The Doctor rubbed his hands over his wrinkled face, wiping away the last of the moisture that still lingered in the corner of his eyes. He ran his hands through his grey hair and then stood. He had a lot of memories to sort through, and that could not be held off. Or rather, it could be, but the time had passed for cowardice. He was the Doctor, and he saved people. He didn't believe it. He doubted he ever would. But he would do his best to live up to the reputation others had built for him. That Clara had believed so defiantly. He would try. That he could do at least.

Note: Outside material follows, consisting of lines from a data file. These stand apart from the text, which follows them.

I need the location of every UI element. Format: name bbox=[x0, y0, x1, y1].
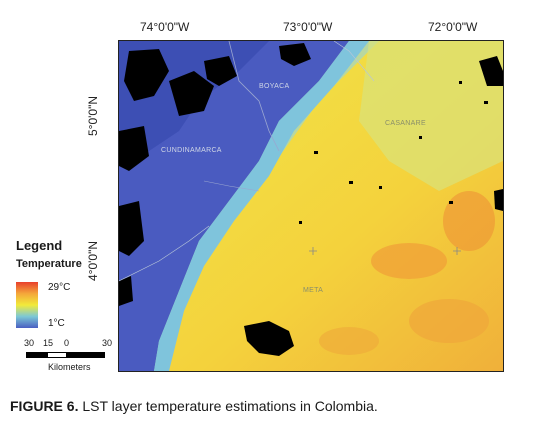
scale-number: 15 bbox=[43, 338, 54, 348]
scale-segment bbox=[26, 352, 47, 358]
legend-high-label: 29°C bbox=[48, 282, 71, 293]
lat-tick-5n: 5°0'0"N bbox=[86, 95, 100, 137]
place-label-meta: META bbox=[303, 287, 324, 294]
place-label-casanare: CASANARE bbox=[385, 120, 426, 127]
temperature-map: BOYACA CASANARE CUNDINAMARCA META bbox=[118, 40, 504, 372]
caption-text: LST layer temperature estimations in Col… bbox=[78, 398, 378, 414]
legend-low-label: 1°C bbox=[48, 318, 65, 329]
scale-number: 30 bbox=[24, 338, 35, 348]
scale-segment bbox=[67, 352, 105, 358]
map-raster bbox=[119, 41, 503, 371]
lon-tick-74w: 74°0'0"W bbox=[140, 20, 190, 34]
place-label-cundinamarca: CUNDINAMARCA bbox=[161, 147, 222, 154]
temperature-color-ramp bbox=[16, 282, 38, 328]
place-label-boyaca: BOYACA bbox=[259, 83, 290, 90]
scale-segment bbox=[47, 352, 67, 358]
legend-subtitle: Temperature bbox=[16, 258, 82, 270]
caption-label: FIGURE 6. bbox=[10, 398, 79, 414]
lon-tick-72w: 72°0'0"W bbox=[428, 20, 478, 34]
legend-title: Legend bbox=[16, 238, 63, 253]
scale-number: 30 bbox=[102, 338, 113, 348]
scale-number: 0 bbox=[64, 338, 70, 348]
lon-tick-73w: 73°0'0"W bbox=[283, 20, 333, 34]
legend: Legend Temperature bbox=[16, 238, 116, 270]
scale-unit: Kilometers bbox=[48, 362, 91, 372]
figure-caption: FIGURE 6. LST layer temperature estimati… bbox=[10, 398, 378, 414]
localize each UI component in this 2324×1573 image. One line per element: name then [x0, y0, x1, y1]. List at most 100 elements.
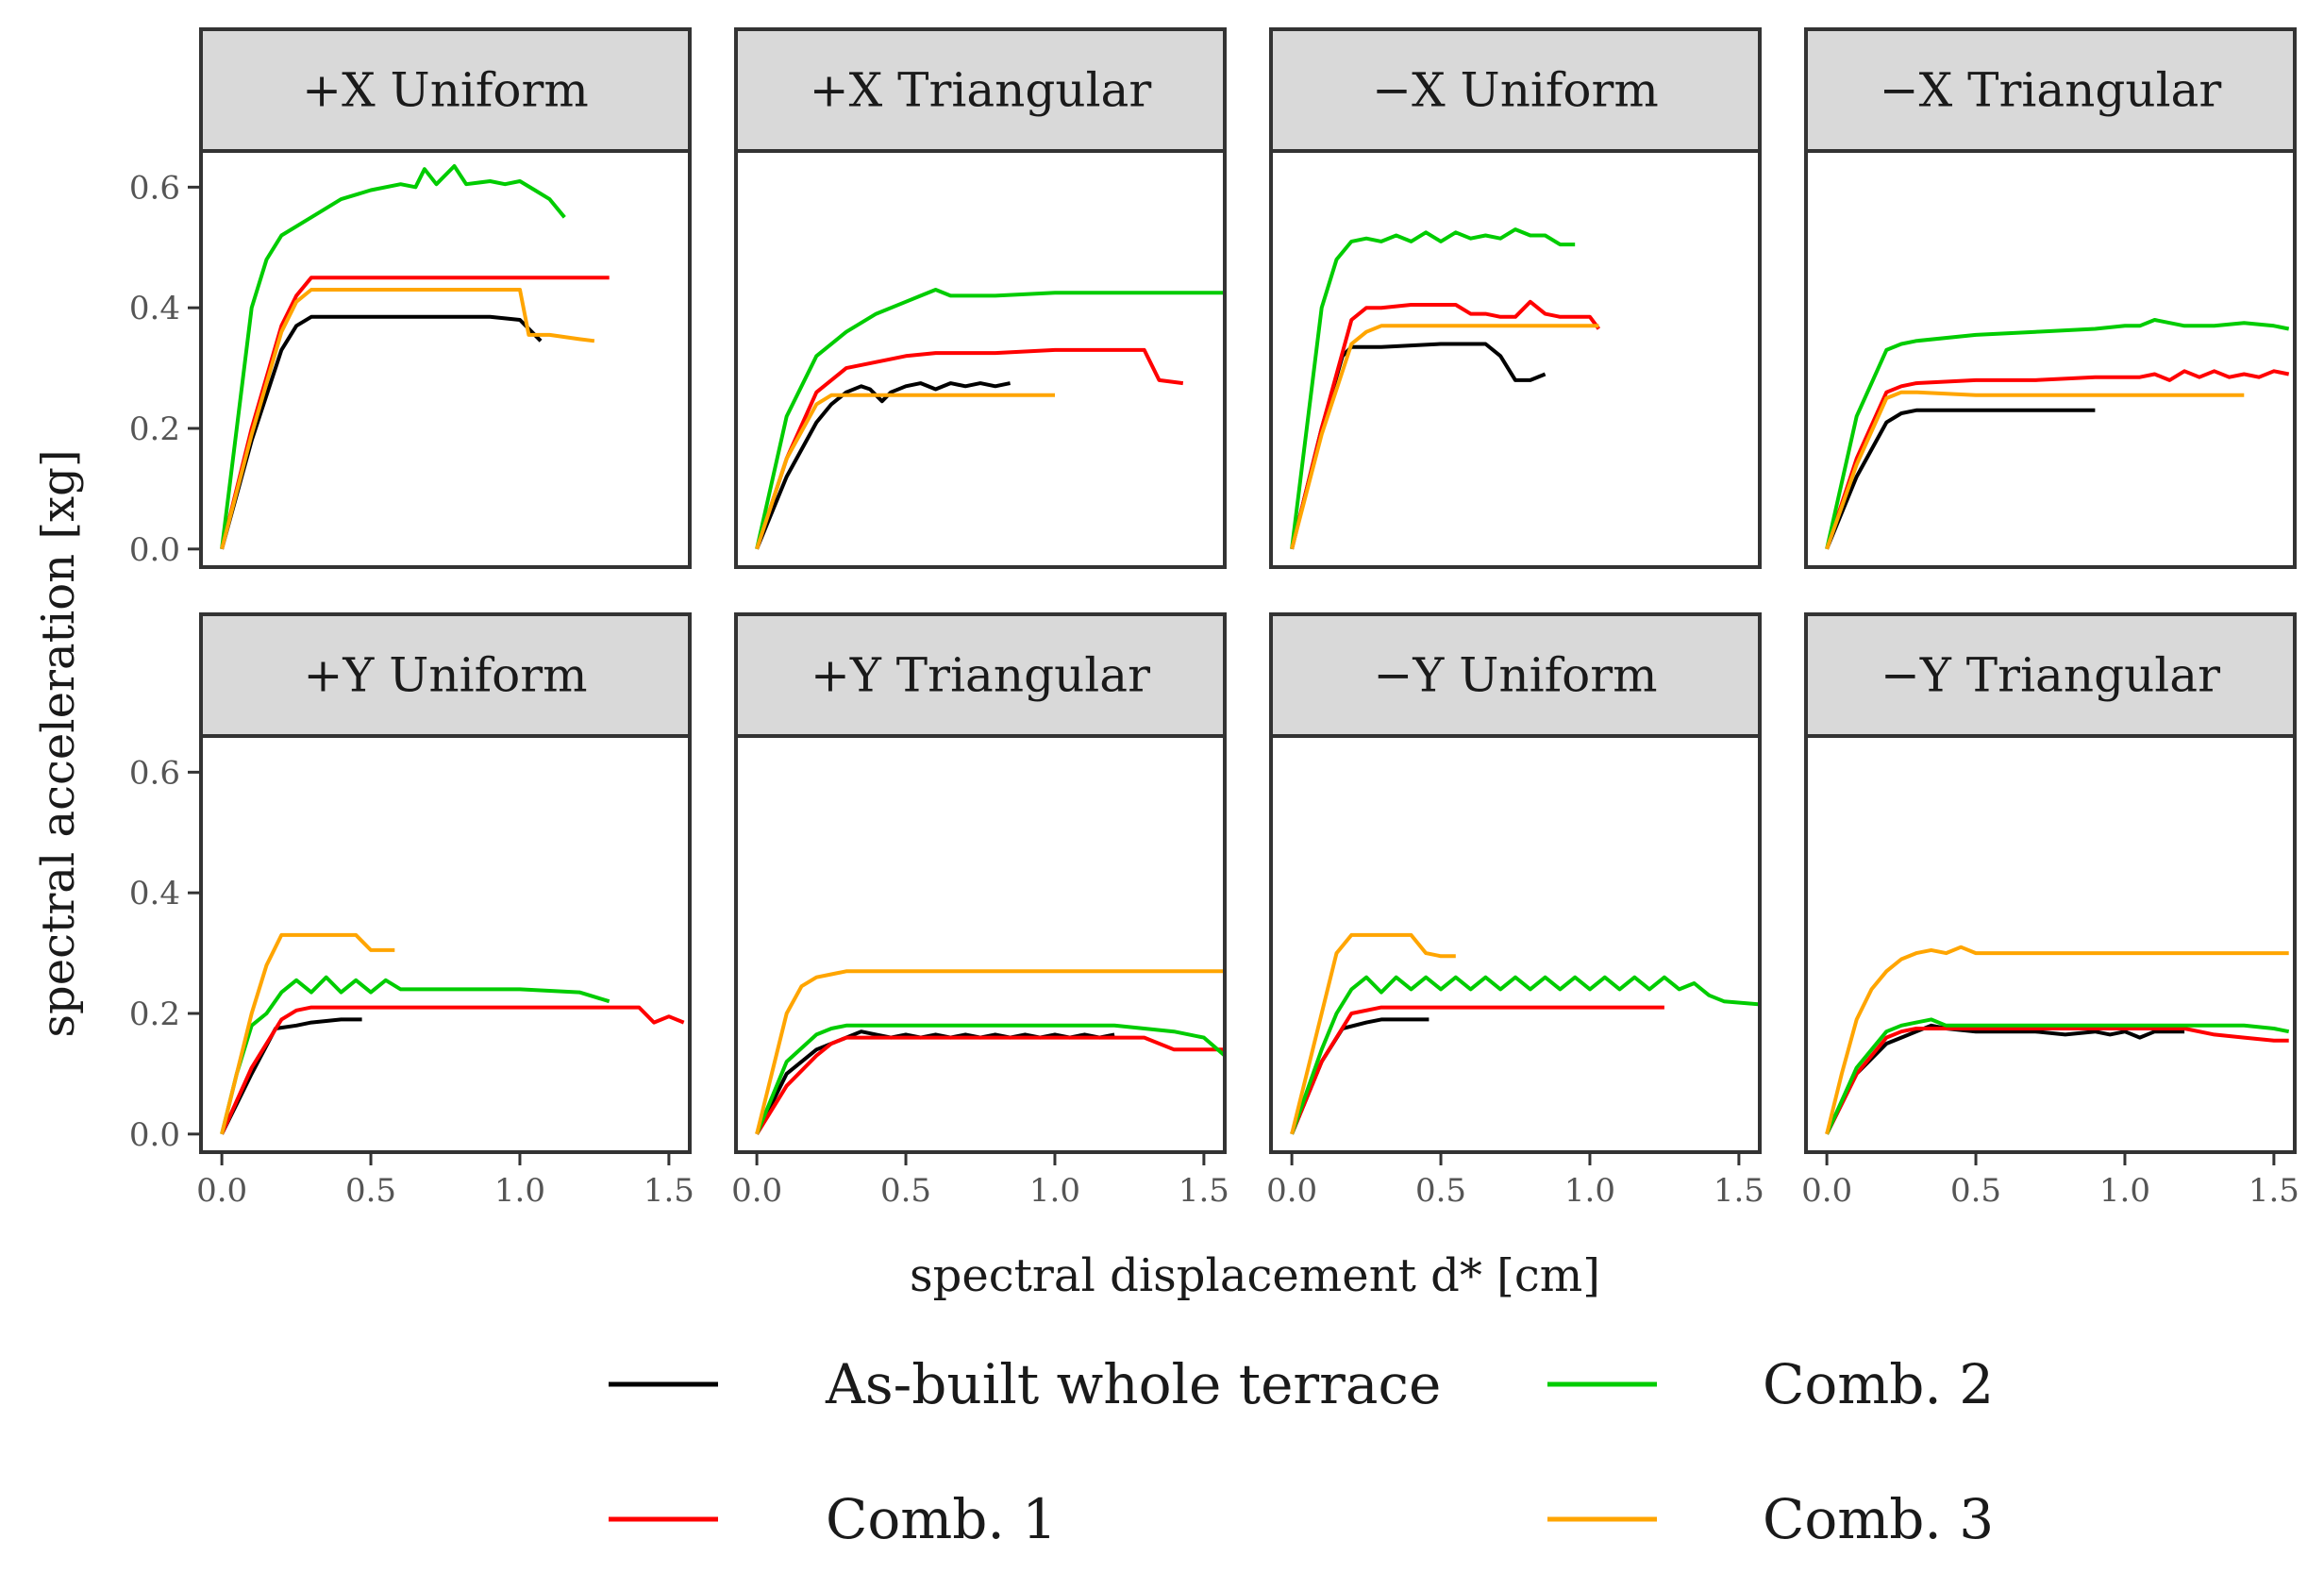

Clara. Her name was Clara.
With the revelation that the British waitress in the misplaced diner was Clara, also too, came the memories. All of them, all at once. She had been the Impossible Girl once. He'd seen her, not recognising her significance, with all of his different faces, and her image flashed through his mind, each varying slightly as he saw her with changing eyes. Everything they did together, every planet they visited, every Time, everything. He remembered seeing her from three different angles at the same time, when she stopped him from using the Moment to destroy Gallifrey. And look how he'd repaid her, getting her killed, allowing her to die. Even now, she was without a heartbeat.
Why?
There were so many questions that began with why. Too many in reality. Why did Clara have to die? Why couldn't he stop it? Why was it always him? Why couldn't it be someone else for once? These were only a small percentage of the questions that the Doctor could spend hours, days, months, years, decades riddling out, and still not find a concrete answer. It was a pointless exercise that he engaged in nonetheless, even as he knew that it would get him nowhere. But sometimes, the despair took him unawares, and he would spiral downwards, ever downwards. Why, though? He tried so hard to put his past behind him, to make up for past mistakes, but they couldn't let it lie.
I will not accept that I am a failure. You already have.
The problem with arguing with yourself was that you always came up with better arguments for what you knew was the truth. The Doctor knew he was a great liar, one of the most proficient liars in the Universe, and was even skilled in lying to himself. But he could never escape the fact that he knew what was what, even if he'd managed to convince his conscious mind elsewise. The fact that he had failed, yet again, brought to mind all of his other failures, of which far outweighed the good deeds he'd tried so hard to convince were worth the price. They were worth it. They had to be.
I will do what I must. But never again will my hearts shatter.
Finally, the Doctor quelled his racing mind, pushing the chatter back, allowing it to mutter to itself, slowly descending into further insanity. He would face that later. Or not at all. Standing, he slowly re-buttoned his velvet jacket, the one Clara had said she was so fond of. His long fingers lingered on the buttons that lined his sleeves, and he remembered, but he did not pause. He had made his decision, and he would see it through to the end. He would not bend, he would not break. Not this time.